Он бы хрен доехал до Вологды.

В. Высоцкий

Майор Нуразбеков опять выглянул в окно. Полный город людей… Курортники понаехали.

— Что, вот так прямо и крикнуть: «Долой Советскую власть»? — с сомнением переспросил майор.

— Во все горло! — подзуживал Гайдамака.

— Нет, орать нельзя, — решил майор. — Некрасиво. Неэстетично. Что люди на улице подумают?… Милицию вызовут, милиция прибежит, не хватало нам здесь в КГБ милиции!

— А вы не кричите, а просто громко скажите.
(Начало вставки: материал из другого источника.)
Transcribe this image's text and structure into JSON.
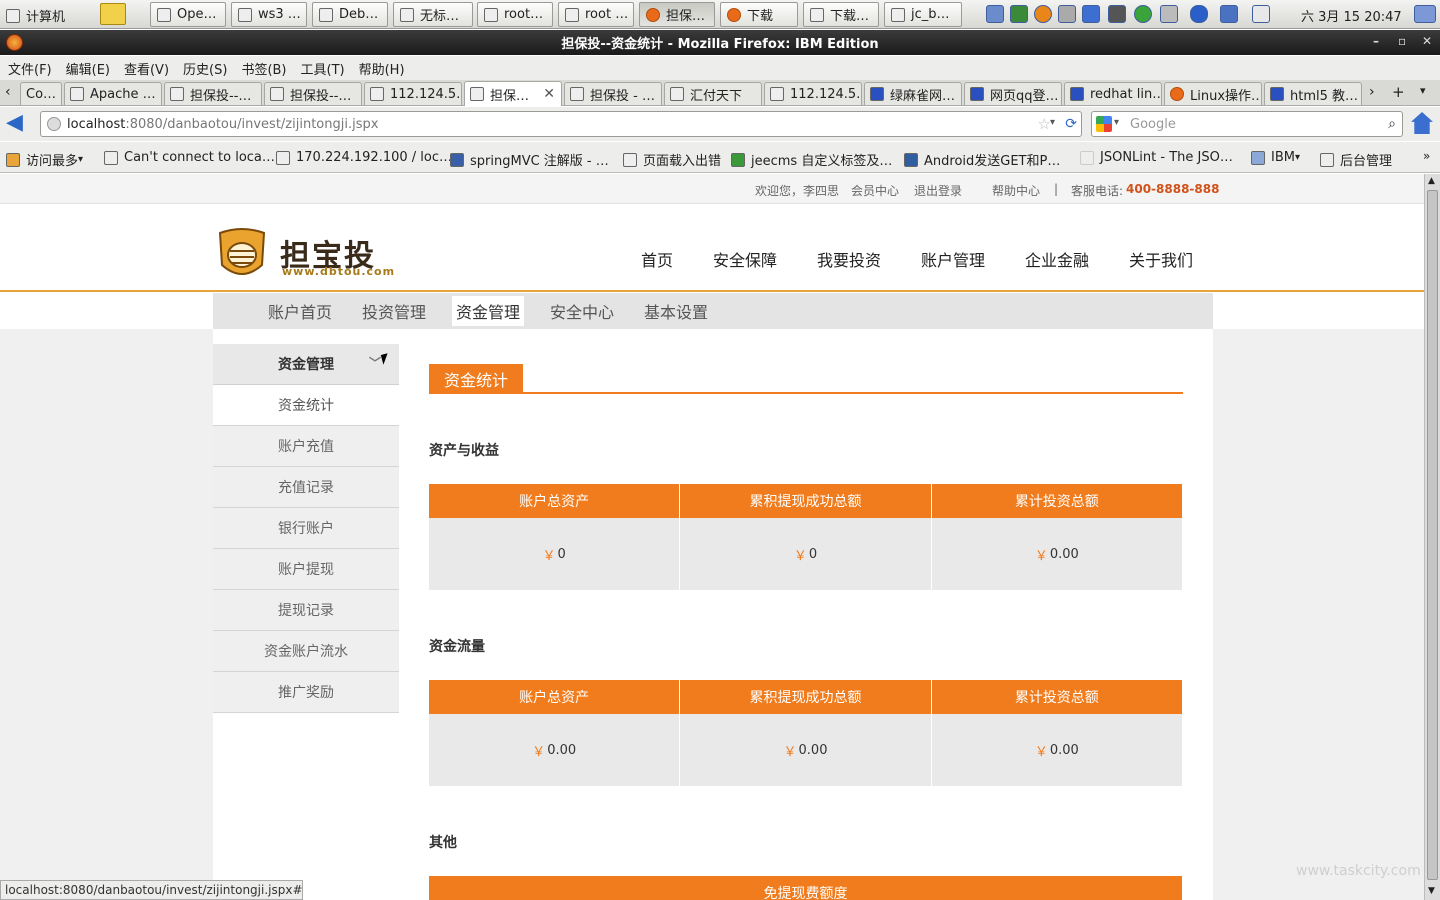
{
  "taskbar": {
    "start_label": "计算机",
    "tasks": [
      "Ope…",
      "ws3 …",
      "Deb…",
      "无标…",
      "root…",
      "root …",
      "担保…",
      "下载",
      "下载…",
      "jc_b…"
    ],
    "clock": "六 3月 15 20:47"
  },
  "window": {
    "title": "担保投--资金统计 - Mozilla Firefox: IBM Edition",
    "min": "–",
    "max": "▫",
    "close": "✕"
  },
  "menu": [
    "文件(F)",
    "编辑(E)",
    "查看(V)",
    "历史(S)",
    "书签(B)",
    "工具(T)",
    "帮助(H)"
  ],
  "tabs": [
    {
      "label": "Co…"
    },
    {
      "label": "Apache …"
    },
    {
      "label": "担保投--…"
    },
    {
      "label": "担保投--…"
    },
    {
      "label": "112.124.5…"
    },
    {
      "label": "担保…"
    },
    {
      "label": "担保投 - …"
    },
    {
      "label": "汇付天下"
    },
    {
      "label": "112.124.5…"
    },
    {
      "label": "绿麻雀网…"
    },
    {
      "label": "网页qq登…"
    },
    {
      "label": "redhat lin…"
    },
    {
      "label": "Linux操作…"
    },
    {
      "label": "html5 教…"
    }
  ],
  "nav": {
    "url_host": "localhost",
    "url_path": ":8080/danbaotou/invest/zijintongji.jspx",
    "search_placeholder": "Google"
  },
  "bookmarks": [
    "访问最多",
    "Can't connect to loca…",
    "170.224.192.100 / loc…",
    "springMVC 注解版 - …",
    "页面载入出错",
    "jeecms 自定义标签及…",
    "Android发送GET和P…",
    "JSONLint - The JSO…",
    "IBM",
    "后台管理"
  ],
  "site": {
    "topbar": {
      "welcome": "欢迎您，李四思",
      "member": "会员中心",
      "logout": "退出登录",
      "help": "帮助中心",
      "sep": "|",
      "hotline_label": "客服电话:",
      "hotline": "400-8888-888"
    },
    "logo_text": "担宝投",
    "logo_url": "www.dbtou.com",
    "mainnav": [
      "首页",
      "安全保障",
      "我要投资",
      "账户管理",
      "企业金融",
      "关于我们"
    ],
    "subnav": [
      "账户首页",
      "投资管理",
      "资金管理",
      "安全中心",
      "基本设置"
    ],
    "sidebar": {
      "head": "资金管理",
      "items": [
        "资金统计",
        "账户充值",
        "充值记录",
        "银行账户",
        "账户提现",
        "提现记录",
        "资金账户流水",
        "推广奖励"
      ]
    },
    "content": {
      "title": "资金统计",
      "yen": "￥",
      "sections": [
        {
          "title": "资产与收益",
          "headers": [
            "账户总资产",
            "累积提现成功总额",
            "累计投资总额"
          ],
          "values": [
            "0",
            "0",
            "0.00"
          ]
        },
        {
          "title": "资金流量",
          "headers": [
            "账户总资产",
            "累积提现成功总额",
            "累计投资总额"
          ],
          "values": [
            "0.00",
            "0.00",
            "0.00"
          ]
        },
        {
          "title": "其他",
          "headers": [
            "免提现费额度"
          ],
          "values": []
        }
      ]
    }
  },
  "statusbar": "localhost:8080/danbaotou/invest/zijintongji.jspx#",
  "watermark": "www.taskcity.com"
}
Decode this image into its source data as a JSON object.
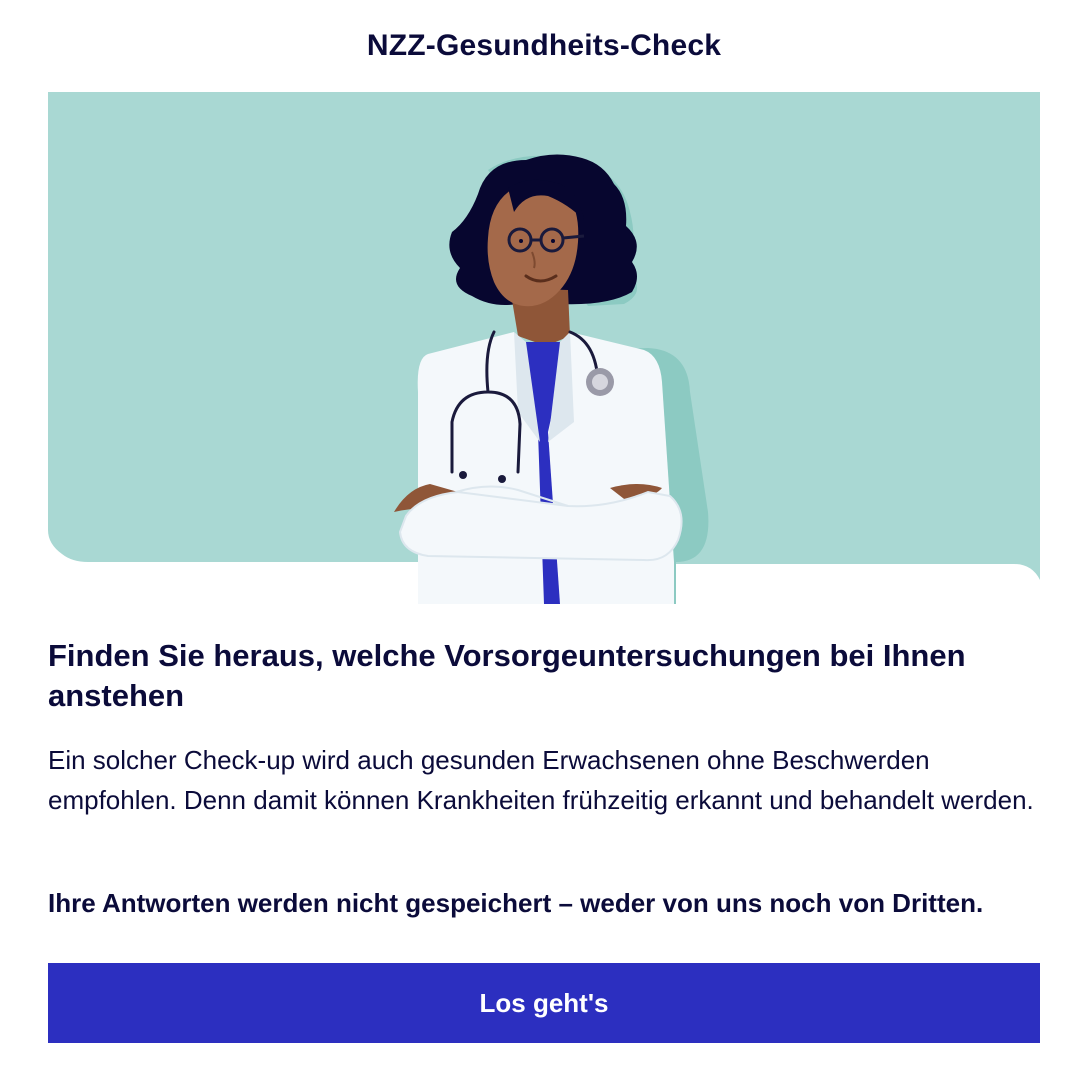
{
  "header": {
    "title": "NZZ-Gesundheits-Check"
  },
  "hero": {
    "illustration": "doctor-illustration",
    "colors": {
      "background": "#a9d8d3",
      "skin": "#a4694a",
      "hair": "#07062f",
      "coat": "#f4f8fb",
      "scrubs": "#2c2fc0",
      "stethoscope": "#1a1a3c",
      "chestpiece": "#9a9aa8"
    }
  },
  "content": {
    "headline": "Finden Sie heraus, welche Vorsorgeuntersuchungen bei Ihnen anstehen",
    "intro": "Ein solcher Check-up wird auch gesunden Erwachsenen ohne Beschwerden empfohlen. Denn damit können Krankheiten frühzeitig erkannt und behandelt werden.",
    "privacy_note": "Ihre Antworten werden nicht gespeichert – weder von uns noch von Dritten."
  },
  "cta": {
    "label": "Los geht's",
    "color": "#2c2fc0",
    "text_color": "#ffffff"
  }
}
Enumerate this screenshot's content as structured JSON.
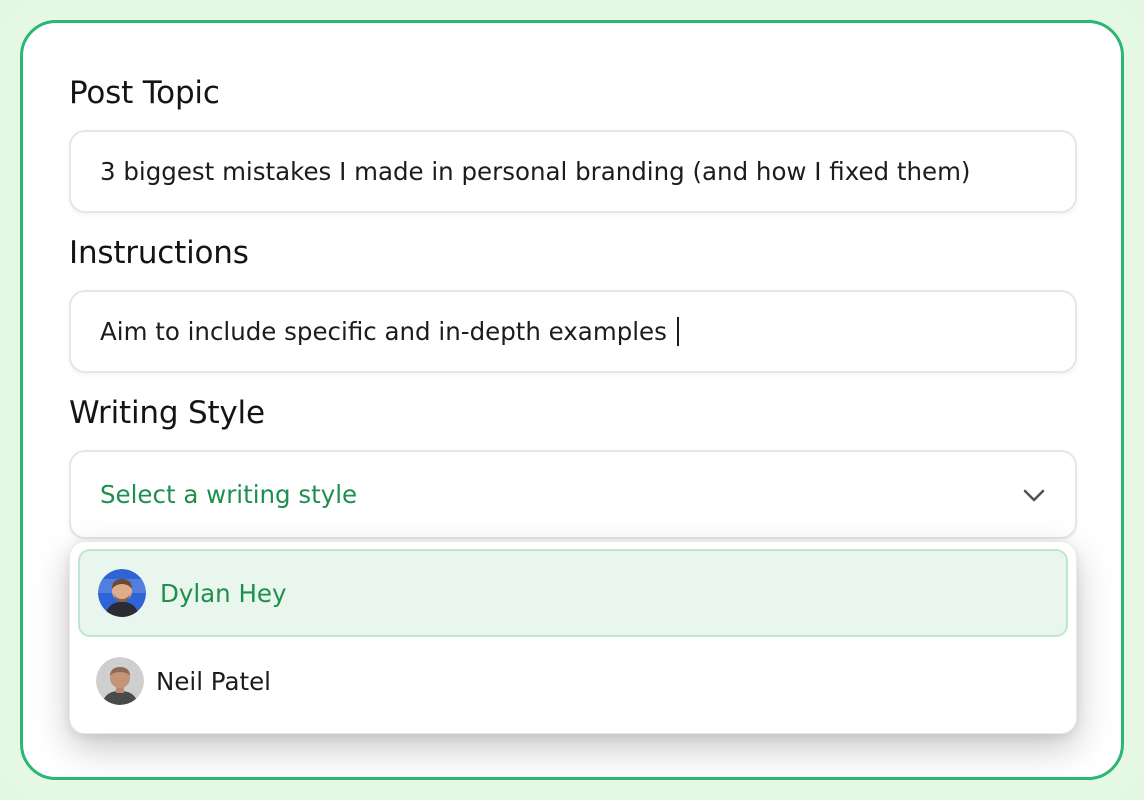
{
  "form": {
    "post_topic": {
      "label": "Post Topic",
      "value": "3 biggest mistakes I made in personal branding (and how I fixed them)"
    },
    "instructions": {
      "label": "Instructions",
      "value": "Aim to include specific and in-depth examples"
    },
    "writing_style": {
      "label": "Writing Style",
      "placeholder": "Select a writing style",
      "options": [
        {
          "label": "Dylan Hey",
          "avatar_icon": "person-avatar-icon",
          "highlighted": true
        },
        {
          "label": "Neil Patel",
          "avatar_icon": "person-avatar-icon",
          "highlighted": false
        }
      ]
    }
  },
  "colors": {
    "accent_green": "#2bb673",
    "text_green": "#1f8f4f",
    "highlight_bg": "#e8f6ee",
    "frame_bg": "#e4f8e4"
  }
}
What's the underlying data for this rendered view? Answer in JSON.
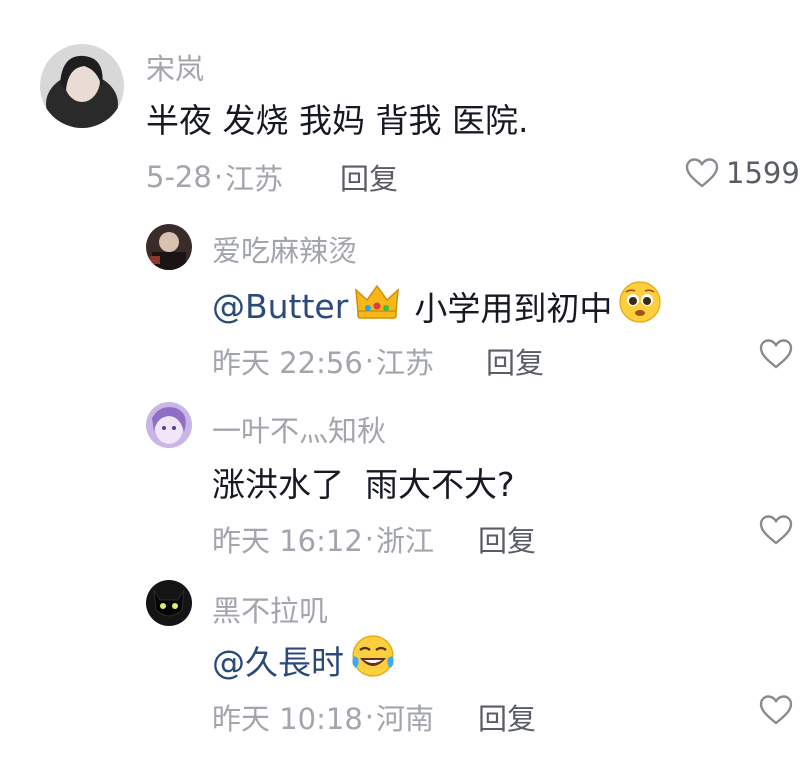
{
  "comments": [
    {
      "username": "宋岚",
      "text": "半夜 发烧 我妈 背我 医院.",
      "date": "5-28",
      "location": "江苏",
      "reply_label": "回复",
      "likes": "1599"
    },
    {
      "username": "爱吃麻辣烫",
      "mention": "@Butter",
      "text": "小学用到初中",
      "date": "昨天 22:56",
      "location": "江苏",
      "reply_label": "回复",
      "likes": ""
    },
    {
      "username": "一叶不灬知秋",
      "text": "涨洪水了  雨大不大?",
      "date": "昨天 16:12",
      "location": "浙江",
      "reply_label": "回复",
      "likes": ""
    },
    {
      "username": "黑不拉叽",
      "mention": "@久長时",
      "text": "",
      "date": "昨天 10:18",
      "location": "河南",
      "reply_label": "回复",
      "likes": ""
    }
  ],
  "meta_separator": "·",
  "icons": {
    "like": "heart-outline-icon",
    "crown": "crown-emoji",
    "pleading": "pleading-face-emoji",
    "laughing": "rolling-laughing-emoji"
  },
  "colors": {
    "text": "#161823",
    "secondary": "#a3a5ad",
    "mention": "#2a4a7c"
  }
}
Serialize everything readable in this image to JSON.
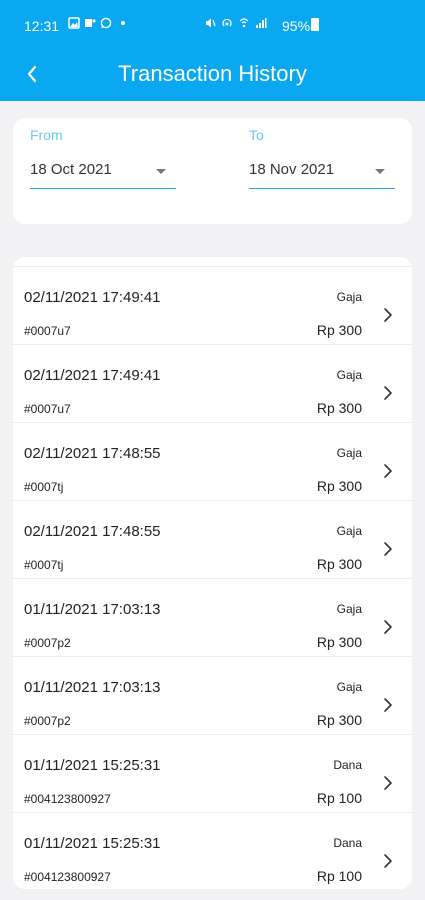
{
  "status_bar": {
    "time": "12:31",
    "battery": "95%"
  },
  "app_bar": {
    "title": "Transaction History",
    "back_icon": "chevron-left-icon"
  },
  "filters": {
    "from": {
      "label": "From",
      "value": "18 Oct 2021"
    },
    "to": {
      "label": "To",
      "value": "18 Nov 2021"
    }
  },
  "transactions": [
    {
      "datetime": "02/11/2021 17:49:41",
      "code": "#0007u7",
      "merchant": "Gaja",
      "amount": "Rp 300"
    },
    {
      "datetime": "02/11/2021 17:49:41",
      "code": "#0007u7",
      "merchant": "Gaja",
      "amount": "Rp 300"
    },
    {
      "datetime": "02/11/2021 17:48:55",
      "code": "#0007tj",
      "merchant": "Gaja",
      "amount": "Rp 300"
    },
    {
      "datetime": "02/11/2021 17:48:55",
      "code": "#0007tj",
      "merchant": "Gaja",
      "amount": "Rp 300"
    },
    {
      "datetime": "01/11/2021 17:03:13",
      "code": "#0007p2",
      "merchant": "Gaja",
      "amount": "Rp 300"
    },
    {
      "datetime": "01/11/2021 17:03:13",
      "code": "#0007p2",
      "merchant": "Gaja",
      "amount": "Rp 300"
    },
    {
      "datetime": "01/11/2021 15:25:31",
      "code": "#004123800927",
      "merchant": "Dana",
      "amount": "Rp 100"
    },
    {
      "datetime": "01/11/2021 15:25:31",
      "code": "#004123800927",
      "merchant": "Dana",
      "amount": "Rp 100"
    }
  ],
  "colors": {
    "primary": "#0ba8f2",
    "background": "#f2f2f4",
    "label_accent": "#6ec8ef"
  }
}
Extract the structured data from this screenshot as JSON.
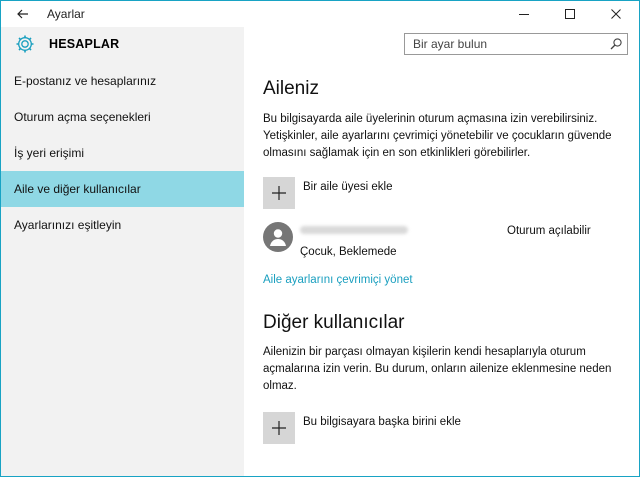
{
  "window": {
    "title": "Ayarlar"
  },
  "sidebar": {
    "header": "HESAPLAR",
    "items": [
      {
        "label": "E-postanız ve hesaplarınız",
        "active": false
      },
      {
        "label": "Oturum açma seçenekleri",
        "active": false
      },
      {
        "label": "İş yeri erişimi",
        "active": false
      },
      {
        "label": "Aile ve diğer kullanıcılar",
        "active": true
      },
      {
        "label": "Ayarlarınızı eşitleyin",
        "active": false
      }
    ]
  },
  "search": {
    "placeholder": "Bir ayar bulun"
  },
  "family": {
    "title": "Aileniz",
    "description": "Bu bilgisayarda aile üyelerinin oturum açmasına izin verebilirsiniz. Yetişkinler, aile ayarlarını çevrimiçi yönetebilir ve çocukların güvende olmasını sağlamak için en son etkinlikleri görebilirler.",
    "add_label": "Bir aile üyesi ekle",
    "member": {
      "status": "Oturum açılabilir",
      "role": "Çocuk, Beklemede"
    },
    "manage_link": "Aile ayarlarını çevrimiçi yönet"
  },
  "others": {
    "title": "Diğer kullanıcılar",
    "description": "Ailenizin bir parçası olmayan kişilerin kendi hesaplarıyla oturum açmalarına izin verin. Bu durum, onların ailenize eklenmesine neden olmaz.",
    "add_label": "Bu bilgisayara başka birini ekle"
  },
  "colors": {
    "accent": "#8fd8e5",
    "link": "#1a9fbf",
    "border": "#18a3c4"
  }
}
— Что именно сказать? Напомните.

— То, что вы хотели сказать, — увернулся Гайдамака.

— Долой Советскую власть? Сказать, что ли? Думаете — побоюсь? Ну, пожалуйста… Приготовились… Тишина в студии… Записываем…

Майор Нуразбеков глубоко вдохнул и вдруг заорал, аж в ушах заложило:

— ДОЛОЙ СОВЕТСКУЮ ВЛАСТЬ!!! Мир вроде бы не перевернулся.

— Ясно? — спросил майор. — Заорал, и ничего не случилось. Может быть, желаете повторить?

— Нет уж, спасибо. Это вам можно, а мне — нельзя.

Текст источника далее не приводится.